Wednesday, May 19, 2010

Competitive Devaluation Draws Closer - Ari Paul

The brief summary:

-We need to start worrying about currency depreciation and inflation, although deflation is more likely over the next 6 months.

-Interest rates will likely be much, much higher in 5 years. A deflationary shock is likely to send them lower first, but we can start to slowly

scale into a short treasury position as a long-term strategy.

-Fundamentals of the EU are worse than ever, but there is now coordinated support by central banks for the Euro, so it may ignore fundamentals for the next couple of years. I

have fully closed my short Euro position.


The whole story and specific recommendations:

18 months ago the US unleashed unprecedented fiscal and monetary stimulus. A lot of pundits predicted severe inflation in short order, and the destruction of the dollar. Students of past credit crises knew better and understood that the decrease in bank lending and the drop in the velocity of money would offset the money printing, at least for a little while. Since then, inflation has been tame. Most commodities are roughly unchanged, the official measure of inflation (CPI) is up about 2%, 10-year treasury rates are near their lows at 3.4%, and the dollar basket is unchanged.


So far so good. However, the money printing will eventually have an impact, possibly even causing hyperinflation. The inflationary phase of the cycle has drawn much nearer with Europe’s announcement of $1 trillion of monetary and fiscal stimulus.


In the early 1930s, countries around the world engaged in competitive devaluation. The idea is that by devaluing our currency, our exports become more competitive which reduces unemployment. The problem is that currencies are a zero sum game. Our devaluation is another country’s appreciation. This means we’re effectively just shipping our unemployment overseas. Other countries don’t like that, so they devalue their currency in turn. This leads to cycles of competitive devaluation. Competitive devaluation may lead to very severe inflation, or, if the economy is sufficiently weak, it may simply lead to extreme depreciation.


What would extreme depreciation without inflation look like? The prices of everything would go up, but wages would lag. Inflation is a cycle that is led by wage growth. If there is sufficient unemployment, labor has little negotiating power so they can’t get significant wage increases. So for example, prices might rise by 50% while wages only rise 15%. We are all effectively much poorer.

I believe that extreme depreciation (with or without inflation) is a near certainty. The tricky question is when. If we have another deflationary shock to the system, there would likely be another flight to the dollar and another wave of deleveraging which would actually cause prices to drop. In the absence of such a shock, I believe we would get significant depreciation (and price increases) within one year. My best guess is that we will see a shock and therefore the depreciation is a couple of years away, but I have no confidence in the timing.


It is very hard to profit from depreciation. Safe haven assets like gold tend to preserve wealth, but won’t necessarily increase it. Moreoever, if we have a deflationary shock first, gold and other hard assets could plummet like they did at the end of 2008.

I believe the best way to position ourselves is to gradually scale into a long position in hard assets, hedged with short equities. Today, owning some gold is smart diversification. If we get a deflationary shock that sends gold down 25%, hard assets like gold, commodities, and real estate, will be very attractive purchases. So, begin to very slowly scale into owning hard assets, but make sure to leave plenty of cash to buy more on a deflationary shock. To be perfectly clear, my best guess is that hard assets fall over the next year, but I expect them to be a good purchase over the next decade. Given my uncertainty on the timing, it is prudent to begin scaling into a long position very slowly over the next few months.

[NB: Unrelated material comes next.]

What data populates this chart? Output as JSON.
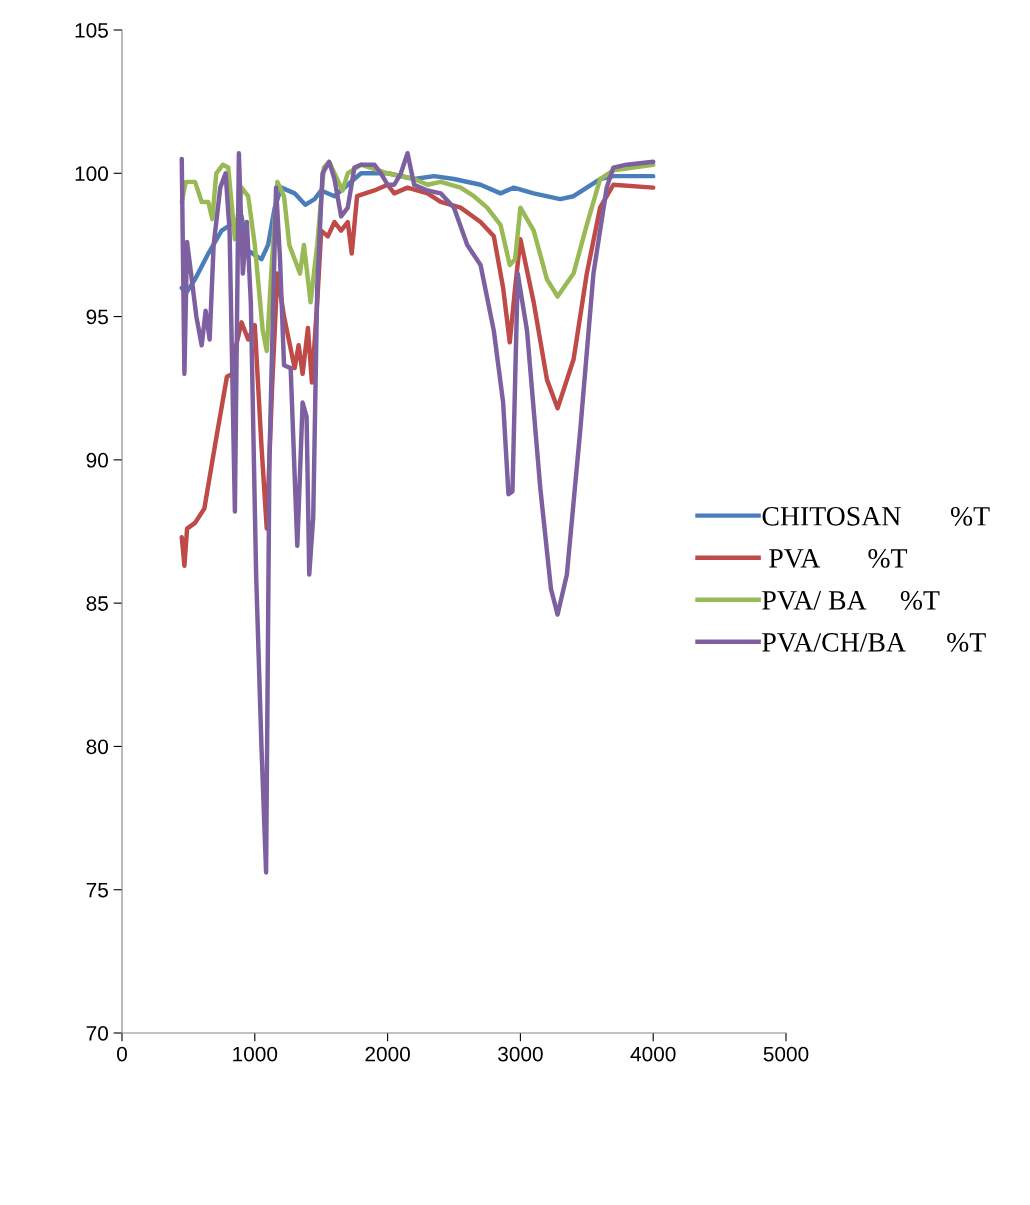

There is no great way to wager on rising interest rates. It is very likely that interest rates will be much, much higher within 5 years. ETFs like TBT are terrible investment vehicles because they have massive hidden transaction costs. The best method I can think of is to short sell the long bond ETF TLT. The risk is that short selling may be banned on a severe market sell off, or the ETF could go “hard to borrow” which means your broker would start charging you outlandish interest to be short the ETF. A riskier and more sophisticated approach is to sell calls on TLT every few months.

There is coordinated worldwide support for the Euro by central banks. Coordinated currency interventions are rare, but usually very successful. The world supported the Euro in 2000 successfully and pushed up the Yen and the Mark versus the dollar in 1985. You can’t fight central banks in the short-term. In the long-term the fundamentals will reassert themselves but it could be a long wait.

2 comments:

  1. Wouldn't the trade be buy puts on TLT and even then you are better with leaps limiting your downside risk to the amount of the put?

    ReplyDelete
  2. Nevermind. I'm retarded. I should read the whole thing before i talk. How crowded do you think the trade is? Its basically disaster insurance for the duration of the options.